Savaş Yaralarının Sarılması
Savaş Yaralarının Sarılması
ABRAHAM 20 yıl boyunca bir gerilla ordusunda hizmet etti. * Fakat daha sonra bir daha asla savaşa katılmamaya karar verdi. Eski düşmanlarından bazıları şimdi onun en yakın arkadaşıdır. Onu böyle değiştiren neydi? Mukaddes Kitap. Mukaddes Kitap Abraham’a ümit ve anlayış kazandırdı; insan meselelerini Tanrı’nın bakış açısından görmesine yardım etti. Mukaddes Kitap onun savaşma arzusunu yok etti; üzüntü, keder, nefret ve kin duygularının açtığı yaraları sarmaya başladı. O, Mukaddes Kitapta yürek için etkili bir ilacın varlığını fark etti.
Mukaddes Kitap bir kişinin duygusal yaralarını sarmasına nasıl yardım ediyor? O, Abraham’ın başına gelenleri değiştiremezdi. Bununla birlikte, Tanrı’nın Sözünü okuması ve üzerinde derin düşünmesi Abraham’ın Yaratıcı’yla uyumlu şekilde düşünmesini sağladı. O şimdi gelecekle ilgili bir ümide sahip ve yaşamında yeni öncelikler var. Tanrı için önemli olan şeyler, şimdi onun için de önem taşıyor.

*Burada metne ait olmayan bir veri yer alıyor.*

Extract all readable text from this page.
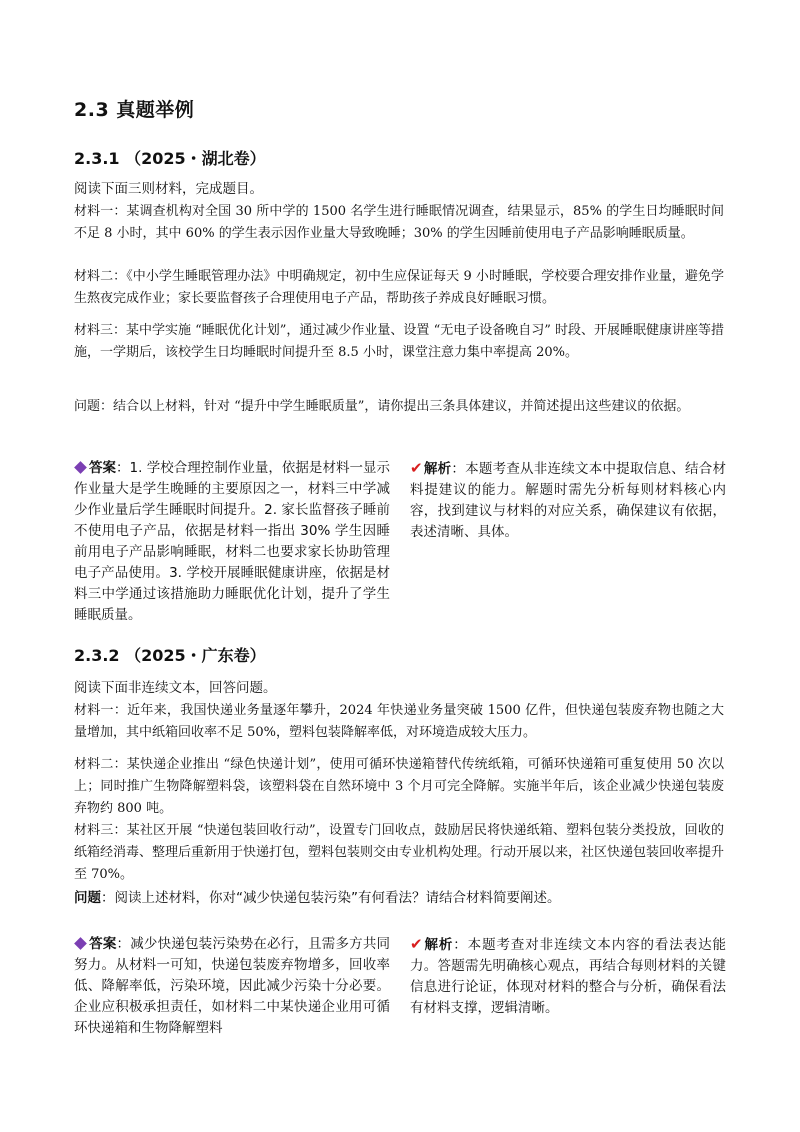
2.3 真题举例
2.3.1 （2025・湖北卷）
阅读下面三则材料，完成题目。
材料一：某调查机构对全国 30 所中学的 1500 名学生进行睡眠情况调查，结果显示，85% 的学生日均睡眠时间不足 8 小时，其中 60% 的学生表示因作业量大导致晚睡；30% 的学生因睡前使用电子产品影响睡眠质量。
材料二：《中小学生睡眠管理办法》中明确规定，初中生应保证每天 9 小时睡眠，学校要合理安排作业量，避免学生熬夜完成作业；家长要监督孩子合理使用电子产品，帮助孩子养成良好睡眠习惯。
材料三：某中学实施 “睡眠优化计划”，通过减少作业量、设置 “无电子设备晚自习” 时段、开展睡眠健康讲座等措施，一学期后，该校学生日均睡眠时间提升至 8.5 小时，课堂注意力集中率提高 20%。
问题：结合以上材料，针对 “提升中学生睡眠质量”，请你提出三条具体建议，并简述提出这些建议的依据。
答案：1. 学校合理控制作业量，依据是材料一显示作业量大是学生晚睡的主要原因之一，材料三中学减少作业量后学生睡眠时间提升。2. 家长监督孩子睡前不使用电子产品，依据是材料一指出 30% 学生因睡前用电子产品影响睡眠，材料二也要求家长协助管理电子产品使用。3. 学校开展睡眠健康讲座，依据是材料三中学通过该措施助力睡眠优化计划，提升了学生睡眠质量。
✔解析：本题考查从非连续文本中提取信息、结合材料提建议的能力。解题时需先分析每则材料核心内容，找到建议与材料的对应关系，确保建议有依据，表述清晰、具体。
2.3.2 （2025・广东卷）
阅读下面非连续文本，回答问题。
材料一：近年来，我国快递业务量逐年攀升，2024 年快递业务量突破 1500 亿件，但快递包装废弃物也随之大量增加，其中纸箱回收率不足 50%，塑料包装降解率低，对环境造成较大压力。
材料二：某快递企业推出 “绿色快递计划”，使用可循环快递箱替代传统纸箱，可循环快递箱可重复使用 50 次以上；同时推广生物降解塑料袋，该塑料袋在自然环境中 3 个月可完全降解。实施半年后，该企业减少快递包装废弃物约 800 吨。
材料三：某社区开展 “快递包装回收行动”，设置专门回收点，鼓励居民将快递纸箱、塑料包装分类投放，回收的纸箱经消毒、整理后重新用于快递打包，塑料包装则交由专业机构处理。行动开展以来，社区快递包装回收率提升至 70%。
问题：阅读上述材料，你对“减少快递包装污染”有何看法？请结合材料简要阐述。
答案：减少快递包装污染势在必行，且需多方共同努力。从材料一可知，快递包装废弃物增多，回收率低、降解率低，污染环境，因此减少污染十分必要。企业应积极承担责任，如材料二中某快递企业用可循环快递箱和生物降解塑料
✔解析：本题考查对非连续文本内容的看法表达能力。答题需先明确核心观点，再结合每则材料的关键信息进行论证，体现对材料的整合与分析，确保看法有材料支撑，逻辑清晰。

Bunları başardığında, yüreğindeki yaraları da sarmaya başladı. Ve işte bu, Abraham’ın değişmesine yardım etti.
İç Savaşa Giriliyor
Abraham 1930’lu yıllarda Afrika’da doğdu. İkinci Dünya Savaşı’ndan sonra güçlü bir komşu ülke tarafından yönetilmeye başlanan ülkesinde vatandaşlardan birçoğu bağımsızlık istiyordu. Abraham 1961’de, bu güçlü komşu ülkeye karşı gerilla savaşı yürüten bir özgürlük hareketine katıldı.
Abraham şunları anlatıyor: “Onlar bizim düşmanımızdı. Bizi öldürmeyi planlıyorlardı, bu nedenle biz onları öldürmeye başladık.”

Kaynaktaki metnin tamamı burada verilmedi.